1. Based on current prices and crop yields derived from research and farmer experience

2. LF, Long Fallow; DC, Double Crop; W, Wheat; S, Sorghum; C, Cotton; B, Barley; MB, Mung Beans; CP, Chickpeas

3. Return is calculated on capital invested in land and machinery after allowance for depreciation and owner's labour.

Soil type and water holding capacity are other factors which may influence the optimum rotation. Comparisons of rotation outcomes for the Darling Downs (Table 3) show that rotations including dryland cotton are profitable on deep clay soils but, on lighter soils, an opportunity cropping system with higher crop frequency is likely to be more profitable.

Profit from system synergies

Rotations need to be flexible and to allow for changes in response to crop profitability and seasonal rainfall. In practice, most farming systems are, or should be, opportunity cropping systems. Crop frequency should increase with rainfall and as moisture storage is limited by soil depth.

An economic comparison of programs for eastern Downs farms (Table 4) shows the current program of many farmers is not profitable but, with opportunity cropping, legumes and zero-tillage, profit increases to a respectable level. With further efficiencies resulting from an increase in farm size, profit can be increased by a further 50%. Double cropping may not eventuate every year. A flexible program can capitalise on a double crop if there is enough soil moisture for a good chance of success. In some periods, crop frequency may be less than 100%, while in others it may approach 200%.

Table 4. Economic comparison of farming systems for a 320 ha farm (240 ha cultivation) on the eastern Downs receiving 700 mm rainfall.

 

Barley, sorghum sunflower program cultivated fallow

Opportunity crop with legumes zero-tillage 2

Situation with extra 120ha leased land

Gross return ($/ha)

396

589

589

Growing costs ($/ha)

238

316

316

Overhead costs3 ($/ha)

167

167

117

Profit1($/ha)

-9

106

156

1. Based on current prices and crop yields derived from research and farmer experience

2. Mung beans and chickpeas grown, with crop frequency of 1.33.
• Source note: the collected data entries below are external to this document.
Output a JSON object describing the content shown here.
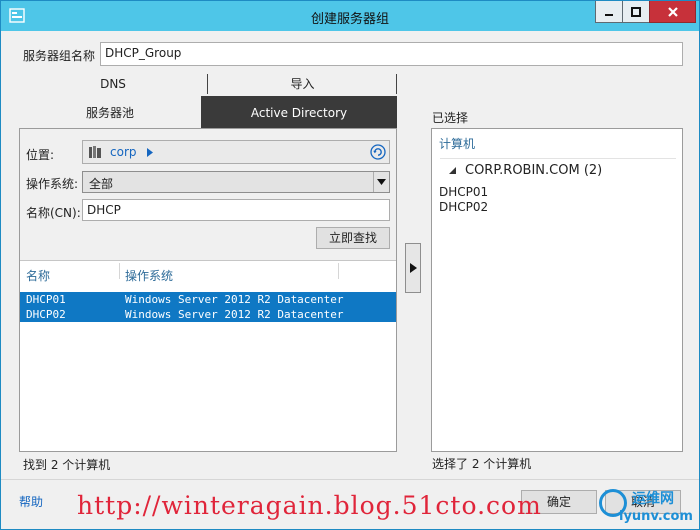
{
  "window": {
    "title": "创建服务器组",
    "controls": {
      "minimize": "minimize",
      "maximize": "maximize",
      "close": "close"
    }
  },
  "group_name": {
    "label": "服务器组名称",
    "value": "DHCP_Group"
  },
  "tabs_top": [
    {
      "label": "DNS"
    },
    {
      "label": "导入"
    }
  ],
  "tabs_second": [
    {
      "label": "服务器池",
      "selected": false
    },
    {
      "label": "Active Directory",
      "selected": true
    }
  ],
  "search": {
    "location_label": "位置:",
    "location_value": "corp",
    "os_label": "操作系统:",
    "os_value": "全部",
    "name_label": "名称(CN):",
    "name_value": "DHCP",
    "find_button": "立即查找"
  },
  "results": {
    "columns": [
      "名称",
      "操作系统"
    ],
    "rows": [
      {
        "name": "DHCP01",
        "os": "Windows Server 2012 R2 Datacenter",
        "selected": true
      },
      {
        "name": "DHCP02",
        "os": "Windows Server 2012 R2 Datacenter",
        "selected": true
      }
    ],
    "status": "找到 2 个计算机"
  },
  "selected": {
    "label": "已选择",
    "column": "计算机",
    "domain": "CORP.ROBIN.COM (2)",
    "items": [
      "DHCP01",
      "DHCP02"
    ],
    "status": "选择了 2 个计算机"
  },
  "footer": {
    "help": "帮助",
    "ok": "确定",
    "cancel": "取消"
  },
  "watermark": {
    "url": "http://winteragain.blog.51cto.com",
    "logo_cn": "运维网",
    "logo_en": "iyunv.com"
  },
  "colors": {
    "titlebar": "#4ec6e8",
    "selection": "#0f78c4",
    "tab_active": "#3a3a3a",
    "link": "#1566c0",
    "watermark": "#e0253a"
  }
}
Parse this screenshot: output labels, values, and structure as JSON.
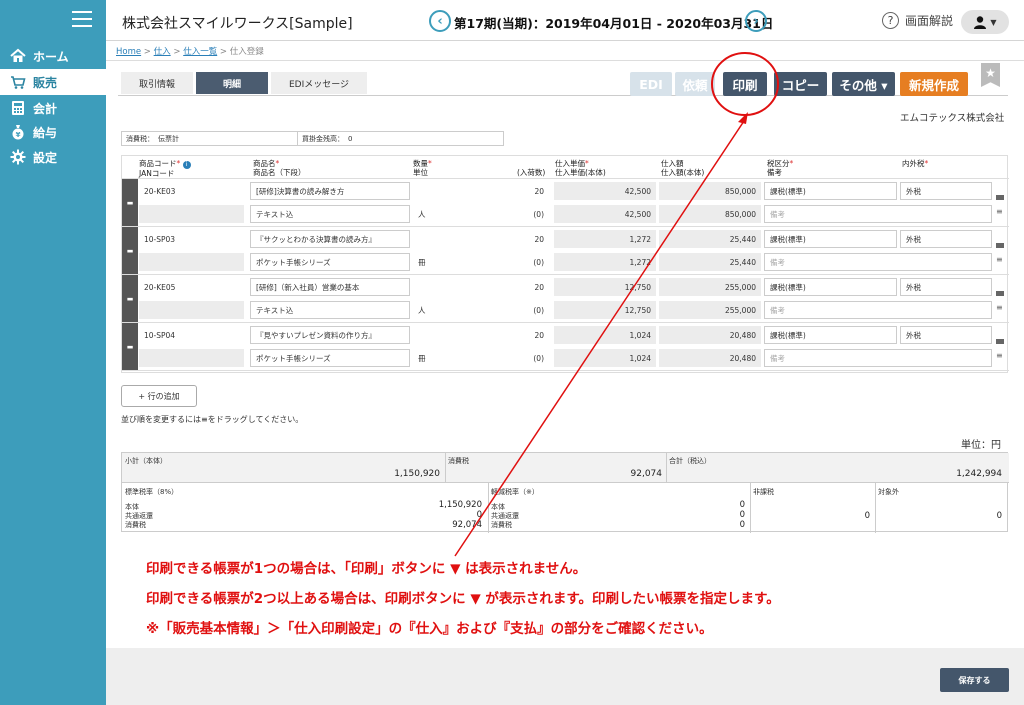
{
  "app": {
    "company": "株式会社スマイルワークス[Sample]",
    "period": "第17期(当期)：2019年04月01日 - 2020年03月31日",
    "prev": "‹",
    "next": "›",
    "help": "画面解説"
  },
  "nav": [
    {
      "label": "ホーム",
      "icon": "home-icon"
    },
    {
      "label": "販売",
      "icon": "cart-icon"
    },
    {
      "label": "会計",
      "icon": "calculator-icon"
    },
    {
      "label": "給与",
      "icon": "moneybag-icon"
    },
    {
      "label": "設定",
      "icon": "gear-icon"
    }
  ],
  "breadcrumb": {
    "home": "Home",
    "purchase": "仕入",
    "list": "仕入一覧",
    "current": "仕入登録",
    "sep": " > "
  },
  "tabs": [
    "取引情報",
    "明細",
    "EDIメッセージ"
  ],
  "toolbar": {
    "edi": "EDI",
    "request": "依頼",
    "print": "印刷",
    "copy": "コピー",
    "other": "その他 ▾",
    "new": "新規作成"
  },
  "customer": "エムコテックス株式会社",
  "taxinfo": {
    "tax": "消費税：",
    "tax_value": "伝票計",
    "balance": "買掛金残高：",
    "balance_value": "0"
  },
  "headers": {
    "code": "商品コード",
    "jan": "JANコード",
    "name": "商品名",
    "name2": "商品名（下段）",
    "qty": "数量",
    "unit": "単位",
    "pack": "(入荷数)",
    "price": "仕入単価",
    "price2": "仕入単価(本体)",
    "amount": "仕入額",
    "amount2": "仕入額(本体)",
    "taxcat": "税区分",
    "memo": "備考",
    "intax": "内外税",
    "req": "*",
    "info": "i"
  },
  "rows": [
    {
      "code": "20-KE03",
      "name": "[研修]決算書の読み解き方",
      "name2": "テキスト込",
      "qty": "20",
      "unit": "人",
      "pack": "(0)",
      "price": "42,500",
      "price2": "42,500",
      "amount": "850,000",
      "amount2": "850,000",
      "taxcat": "課税(標準)",
      "intax": "外税",
      "memo": "備考"
    },
    {
      "code": "10-SP03",
      "name": "『サクッとわかる決算書の読み方』",
      "name2": "ポケット手帳シリーズ",
      "qty": "20",
      "unit": "冊",
      "pack": "(0)",
      "price": "1,272",
      "price2": "1,272",
      "amount": "25,440",
      "amount2": "25,440",
      "taxcat": "課税(標準)",
      "intax": "外税",
      "memo": "備考"
    },
    {
      "code": "20-KE05",
      "name": "[研修]（新入社員）営業の基本",
      "name2": "テキスト込",
      "qty": "20",
      "unit": "人",
      "pack": "(0)",
      "price": "12,750",
      "price2": "12,750",
      "amount": "255,000",
      "amount2": "255,000",
      "taxcat": "課税(標準)",
      "intax": "外税",
      "memo": "備考"
    },
    {
      "code": "10-SP04",
      "name": "『見やすいプレゼン資料の作り方』",
      "name2": "ポケット手帳シリーズ",
      "qty": "20",
      "unit": "冊",
      "pack": "(0)",
      "price": "1,024",
      "price2": "1,024",
      "amount": "20,480",
      "amount2": "20,480",
      "taxcat": "課税(標準)",
      "intax": "外税",
      "memo": "備考"
    }
  ],
  "addrow": "+ 行の追加",
  "draghint": "並び順を変更するには≡をドラッグしてください。",
  "unit": "単位：円",
  "totals": {
    "subtotal_label": "小計（本体）",
    "subtotal": "1,150,920",
    "tax_label": "消費税",
    "tax": "92,074",
    "total_label": "合計（税込）",
    "total": "1,242,994",
    "std_label": "標準税率（8%）",
    "red_label": "軽減税率（※）",
    "nontax_label": "非課税",
    "exempt_label": "対象外",
    "body": "本体",
    "common": "共通返還",
    "ctax": "消費税",
    "std_body": "1,150,920",
    "std_common": "0",
    "std_tax": "92,074",
    "red_body": "0",
    "red_common": "0",
    "red_tax": "0",
    "nontax": "0",
    "exempt": "0"
  },
  "notes": [
    "印刷できる帳票が1つの場合は、「印刷」ボタンに ▼ は表示されません。",
    "印刷できる帳票が2つ以上ある場合は、印刷ボタンに ▼ が表示されます。印刷したい帳票を指定します。",
    "※「販売基本情報」＞「仕入印刷設定」の『仕入』および『支払』の部分をご確認ください。"
  ],
  "save": "保存する",
  "colors": {
    "sidebar": "#3d9dbb",
    "print": "#44566b",
    "new": "#e67e22",
    "annotation": "#e01010"
  }
}
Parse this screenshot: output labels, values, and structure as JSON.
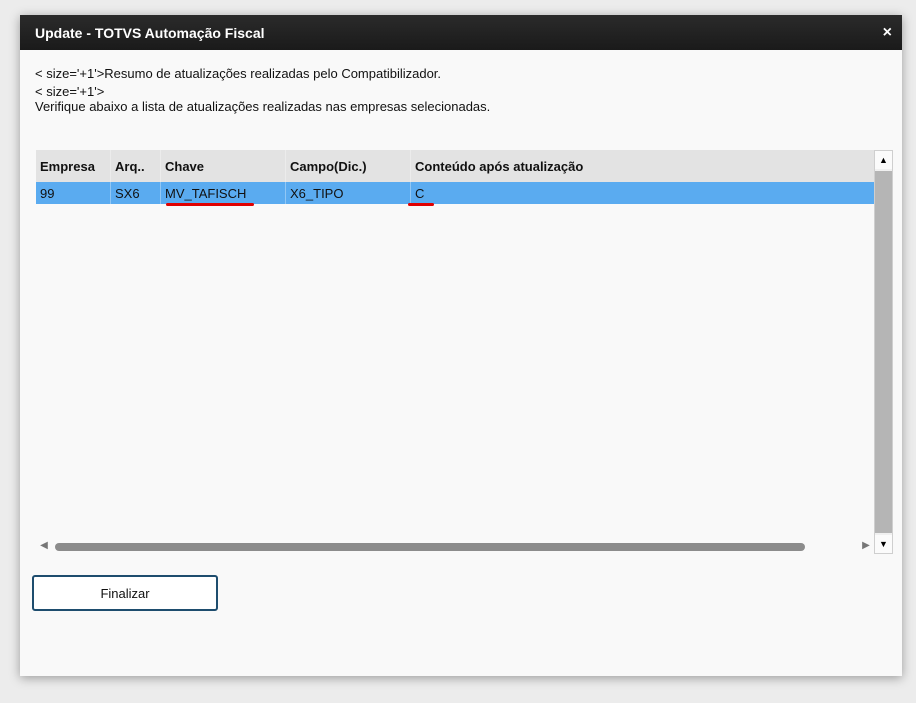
{
  "window": {
    "title": "Update - TOTVS Automação Fiscal",
    "close_label": "×"
  },
  "messages": {
    "line1": "< size='+1'>Resumo de atualizações realizadas pelo Compatibilizador.",
    "line2": "< size='+1'>",
    "line3": "Verifique abaixo a lista de atualizações realizadas nas empresas selecionadas."
  },
  "table": {
    "columns": [
      "Empresa",
      "Arq..",
      "Chave",
      "Campo(Dic.)",
      "Conteúdo após atualização"
    ],
    "rows": [
      [
        "99",
        "SX6",
        "MV_TAFISCH",
        "X6_TIPO",
        "C"
      ]
    ],
    "selected_row_color": "#5aabf0",
    "header_color": "#e3e3e3"
  },
  "scrollbars": {
    "up_icon": "▲",
    "down_icon": "▼",
    "left_icon": "◀",
    "right_icon": "▶"
  },
  "annotations": {
    "underline_color": "#e00000"
  },
  "buttons": {
    "finalizar_label": "Finalizar"
  }
}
3. Includes, rates, administration, machinery depreciation and labour

On the Western Downs (570 mm rainfall) wheat monoculture is barely profitable when the wheat yield and protein levels fall after some 25 to 30 years of cultivation (4). Nitrogen fertiliser is only profitable when used in conjunction with zero-tillage (for improved yield) and crop rotation (for disease control) and in such a system, profit would increase to $60/ha. But nitrogen fertiliser has little impact on grain protein. Wheat growing in rotation following lucerne has a profit of $172/ha due to price premiums for increased protein. With $40 per hectare from grazed lucerne, the average profit from 3 years of lucerne and 3 years of wheat after lucerne would be $97/ha. In a N deficient situation, it can be more profitable to reduce the crop are a by half in a rotation with lucerne! These examples show there are many important aspects of farming systems and farm economics which need to be considered when designing and reporting research.

REFERENCES

1. Radford, B.J. 1993. Proc. Queensland Crop Production Conf., Biloela. QDPI.

2. Thomas, G.A. et al. 1992. Proc. 6th Aust. Agron. Conf., Armidale. pp. 310-313.

3. Wylie, P.B. and Clarke, A.L. 1992. Proc. 6th Aust. Agron. Conf., Armidale. pp. 172-175.

4. Wylie, P.B. 1996. Proc. 8th. Aust. Agronomy Conf. Toowoomba. (in press).